Soft tissue cysticercosis is seen in the form of a painless swelling of a long term duration. Because of its wide availability Ultrasound should be the preferred initial modality for evaluation of superficial masses [4]. Ultrasound using high frequency probe can be used especially in localization of doubtful lesions and guided FNAC.

Cysticercus lesions are seen as well defined anechoic or hypoechoic lesions with or without calcification.

Cysticercosis presenting as subcutaneous nodules is diagnosed by microscopic examination of subcutaneous nodules in which Taenia solium larvae are found. Over a long period of time, cysticercus lesions may calcify in which case the calcified cyst reveals the presence of Cysticercus. [5]

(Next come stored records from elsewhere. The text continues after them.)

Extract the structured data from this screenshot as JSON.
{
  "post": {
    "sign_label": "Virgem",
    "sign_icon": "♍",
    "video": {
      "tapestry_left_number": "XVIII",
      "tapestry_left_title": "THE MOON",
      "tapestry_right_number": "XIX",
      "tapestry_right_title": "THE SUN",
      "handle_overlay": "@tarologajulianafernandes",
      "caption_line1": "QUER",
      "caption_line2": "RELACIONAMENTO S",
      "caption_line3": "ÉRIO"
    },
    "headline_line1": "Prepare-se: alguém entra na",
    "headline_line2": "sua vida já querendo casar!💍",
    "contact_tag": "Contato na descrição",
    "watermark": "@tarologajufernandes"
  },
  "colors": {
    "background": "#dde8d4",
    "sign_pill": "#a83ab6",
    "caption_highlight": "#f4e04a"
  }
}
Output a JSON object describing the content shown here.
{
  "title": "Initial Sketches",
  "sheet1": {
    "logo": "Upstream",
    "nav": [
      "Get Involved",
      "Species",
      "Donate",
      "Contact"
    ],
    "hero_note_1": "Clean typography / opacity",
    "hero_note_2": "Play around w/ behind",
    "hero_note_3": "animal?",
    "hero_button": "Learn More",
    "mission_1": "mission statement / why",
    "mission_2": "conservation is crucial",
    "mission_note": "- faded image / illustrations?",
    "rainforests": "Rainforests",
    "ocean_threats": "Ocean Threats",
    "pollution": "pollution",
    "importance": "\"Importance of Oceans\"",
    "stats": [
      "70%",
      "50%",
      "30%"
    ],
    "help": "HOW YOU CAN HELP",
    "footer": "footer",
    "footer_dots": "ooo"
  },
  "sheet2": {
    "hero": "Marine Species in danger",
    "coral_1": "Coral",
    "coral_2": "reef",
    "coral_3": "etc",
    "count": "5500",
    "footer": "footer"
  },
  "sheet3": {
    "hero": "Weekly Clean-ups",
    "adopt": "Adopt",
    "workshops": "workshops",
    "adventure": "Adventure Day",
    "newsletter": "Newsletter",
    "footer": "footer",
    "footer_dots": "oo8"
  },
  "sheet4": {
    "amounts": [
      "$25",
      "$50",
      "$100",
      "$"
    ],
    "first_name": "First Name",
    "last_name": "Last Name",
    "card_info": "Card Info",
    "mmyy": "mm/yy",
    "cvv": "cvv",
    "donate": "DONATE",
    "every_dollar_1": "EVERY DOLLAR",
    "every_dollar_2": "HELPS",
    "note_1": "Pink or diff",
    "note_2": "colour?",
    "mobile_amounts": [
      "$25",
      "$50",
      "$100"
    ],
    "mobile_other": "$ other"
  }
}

Definitive diagnosis is by FNAC, by the identification of detached hooklets, scolex and fragments of Spiral wall of cysticercosis cellulosae. In some cases aspiration smears show no larval parts but contain inflammatory reaction consisting of large number of Eosinophils and pallisading histiocytes which is suggestive of a parasitic cyst. [6]

In necrotic lesions with eosinophils, a careful search for fragments of the invaginated portion of the larva should be made.

We are reporting these cases because of their unusual sites of presentation.

Cysticercosis should always be kept as a differential diagnosis in all kinds of Subcutaneous swellings in endemic regions like Nepal.